The Tragedy of Pudd’nhead Wilson by Mark Twain

If they were guilty, they ought to have been running out of the

house at the same time that she was running to that room.

If they had had such a strong instinct toward self-preservation as

to move them to kill that unarmed man, what had become of it now,

when it should have been more alert than ever. Would any of us

have remained there?
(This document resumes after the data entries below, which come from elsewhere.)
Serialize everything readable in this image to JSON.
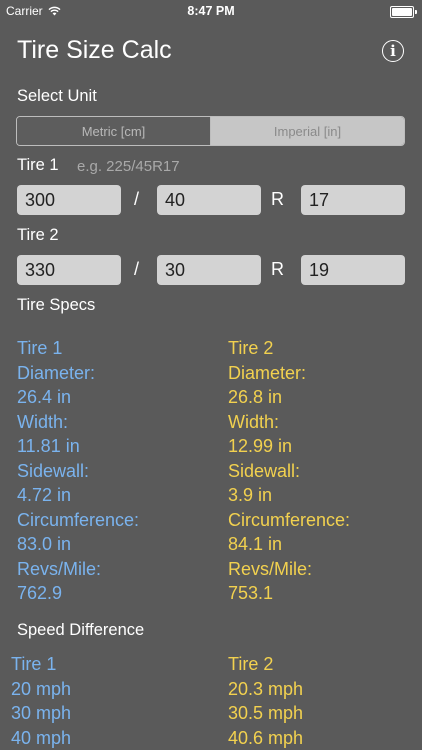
{
  "status_bar": {
    "carrier": "Carrier",
    "time": "8:47 PM"
  },
  "nav": {
    "title": "Tire Size Calc"
  },
  "unit_section": {
    "label": "Select Unit",
    "options": [
      "Metric [cm]",
      "Imperial [in]"
    ],
    "selected": "Imperial [in]"
  },
  "tire1": {
    "label": "Tire 1",
    "hint": "e.g. 225/45R17",
    "width": "300",
    "aspect": "40",
    "rim": "17"
  },
  "tire2": {
    "label": "Tire 2",
    "width": "330",
    "aspect": "30",
    "rim": "19"
  },
  "separators": {
    "slash": "/",
    "r": "R"
  },
  "specs": {
    "label": "Tire Specs",
    "tire1": {
      "header": "Tire 1",
      "diameter_label": "Diameter:",
      "diameter": "26.4 in",
      "width_label": "Width:",
      "width": "11.81 in",
      "sidewall_label": "Sidewall:",
      "sidewall": "4.72 in",
      "circumference_label": "Circumference:",
      "circumference": "83.0 in",
      "revs_label": "Revs/Mile:",
      "revs": "762.9"
    },
    "tire2": {
      "header": "Tire 2",
      "diameter_label": "Diameter:",
      "diameter": "26.8 in",
      "width_label": "Width:",
      "width": "12.99 in",
      "sidewall_label": "Sidewall:",
      "sidewall": "3.9 in",
      "circumference_label": "Circumference:",
      "circumference": "84.1 in",
      "revs_label": "Revs/Mile:",
      "revs": "753.1"
    }
  },
  "speed": {
    "label": "Speed Difference",
    "tire1": {
      "header": "Tire 1",
      "rows": [
        "20 mph",
        "30 mph",
        "40 mph"
      ]
    },
    "tire2": {
      "header": "Tire 2",
      "rows": [
        "20.3 mph",
        "30.5 mph",
        "40.6 mph"
      ]
    }
  },
  "colors": {
    "background": "#5a5a5a",
    "tire1_text": "#7ab3ee",
    "tire2_text": "#f2d14f"
  },
  "icons": {
    "wifi": "wifi-icon",
    "battery": "battery-icon",
    "info": "info-icon"
  }
}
Let us not slander our intelligence to that degree.

“Much stress has been laid upon the fact that the accused

offered a very large reward for the knife with which this murder

was done; that no thief came forward to claim that extraordinary

reward; that the latter fact was good circumstantial evidence

that the claim that the knife had been stolen was a vanity and a

fraud; that these details taken in connection with the memorable

and apparently prophetic speech of the deceased concerning that

knife, and the finally discovery of that very knife in the fatal

room where no living person was found present with the

slaughtered man but the owner of the knife and his brother, form

an indestructible chain of evidence which fixed the crime upon

those unfortunate strangers.

“But I shall presently ask to be sworn, and shall testify

that there was a large reward offered for the THIEF, also;

and it was offered secretly and not advertised; that this fact was

indiscreetly mentioned–or at least tacitly admitted–in what was

supposed to be safe circumstances, but may NOT have been.

The thief may have been present himself. [Tom Driscoll had been

looking at the speaker, but dropped his eyes at this point.]

In that case he would retain the knife in his possession, not daring

to offer it for sale, or for pledge in a pawnshop. [There was a

nodding of heads among the audience by way of admission that this

was not a bad stroke.] I shall prove to the satisfaction of the

jury that there WAS a person in Judge Driscoll’s room several

minutes before the accused entered it. [This produced a strong

sensation; the last drowsy head in the courtroom roused up now,

and made preparation to listen.] If it shall seem necessary,

I will prove by the Misses Clarkson that they met a veiled person–

ostensibly a woman–coming out of the back gate a few minutes

after the cry for help was heard. This person was not a woman,

but a man dressed in woman’s clothes.” Another sensation.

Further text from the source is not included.